El-Brashy A, Eid M, Talaat W
Department of Analytical Chemistry, Faculty of Pharmacy, Mansorua University, Mansoura 35516, Egypt.
Int J Biomed Sci. 2006 Dec;2(4):406-13.
A simple and sensitive kinetic method is described for the determination of ketoprofen in pure form, pharmaceuticals and biological fluids. The method utilizes an oxidative- coupling reaction based upon oxidation of 3-methyl-2-benzo-thiazolinone hydrazone hydrochloride (MBTH) with Ce(IV) in presence of HCl, where an electrophilic intermediate (diazonium salt of the reagent) is produced, then couples with ketoprofen yielding a highly colored condensation product. The absorbance is measured after 20 min at 605 nm. Calibration graph was linear over the concentration range of 1-8μg/mL with a minimum detection limit of 0.07 μg/mL. The proposed method was applied successfully to the determination of Ketoprofen in pharmaceutical preparations, plasma and urine. The % recoveries were 100.11 for pure form, 100.10 for tablets and gel, 100.0 for suspension and suppositories, 100.2 for capsules and ampoules and 99.79, 99.9 for plasma and urine. The results obtained were in good agreement with those obtained using reference methods for comparison.

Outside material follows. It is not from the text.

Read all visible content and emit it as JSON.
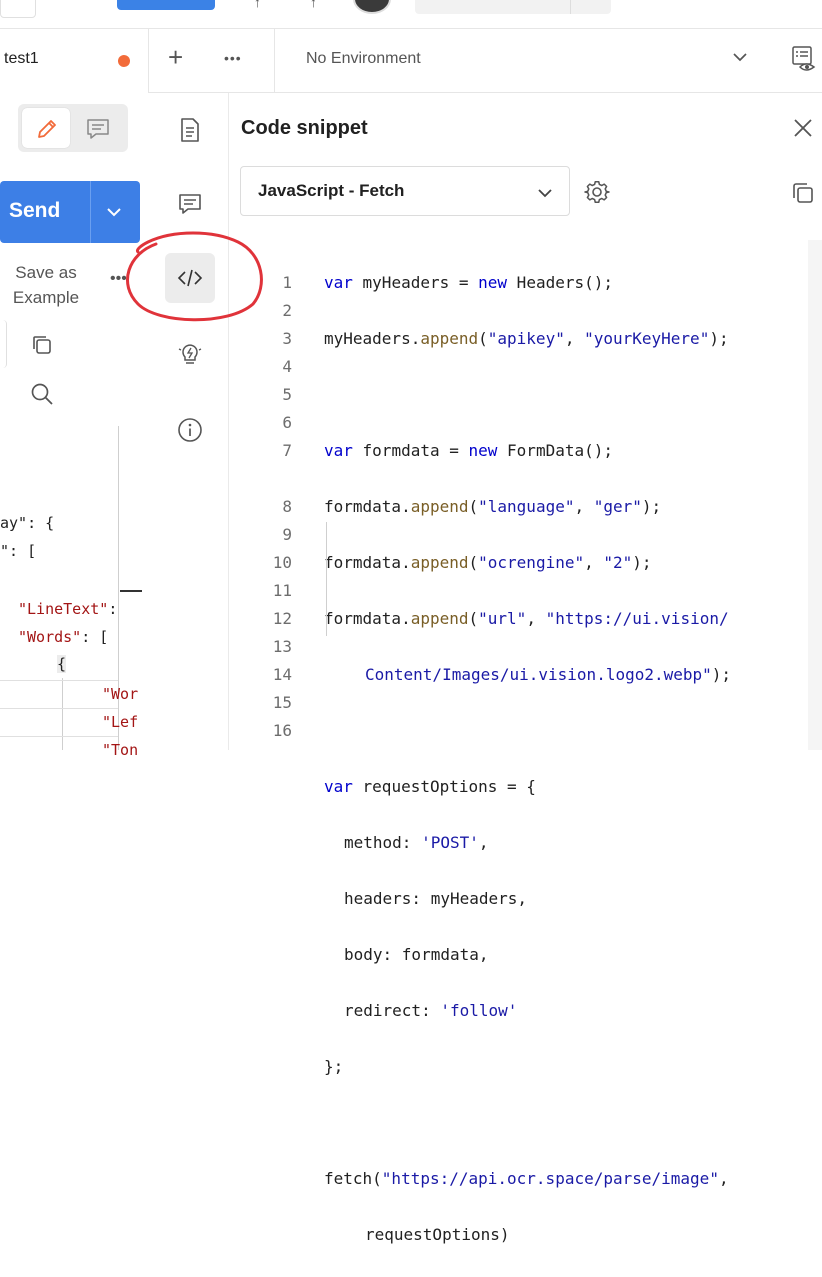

描述了一种简单灵敏的动力学方法,用于测定纯品、药物制剂和生物流体中的酮洛芬。该方法利用基于盐酸3 - 甲基 - 2 - 苯并噻唑啉酮腙(MBTH)在HCl存在下被Ce(IV)氧化的氧化偶联反应,在此过程中产生亲电中间体(试剂的重氮盐),然后与酮洛芬偶联生成高显色缩合产物。在605 nm处20分钟后测量吸光度。校准曲线在1 - 8μg/mL浓度范围内呈线性,最低检测限为0.07μg/mL。所提出的方法成功应用于药物制剂、血浆和尿液中酮洛芬的测定。纯品的回收率为100.11%,片剂和凝胶剂为100.10%,混悬剂和栓剂为100.0%,胶囊剂和安瓿剂为100.2%,血浆和尿液分别为99.79%、99.9%。所得结果与使用参考方法获得的结果非常一致。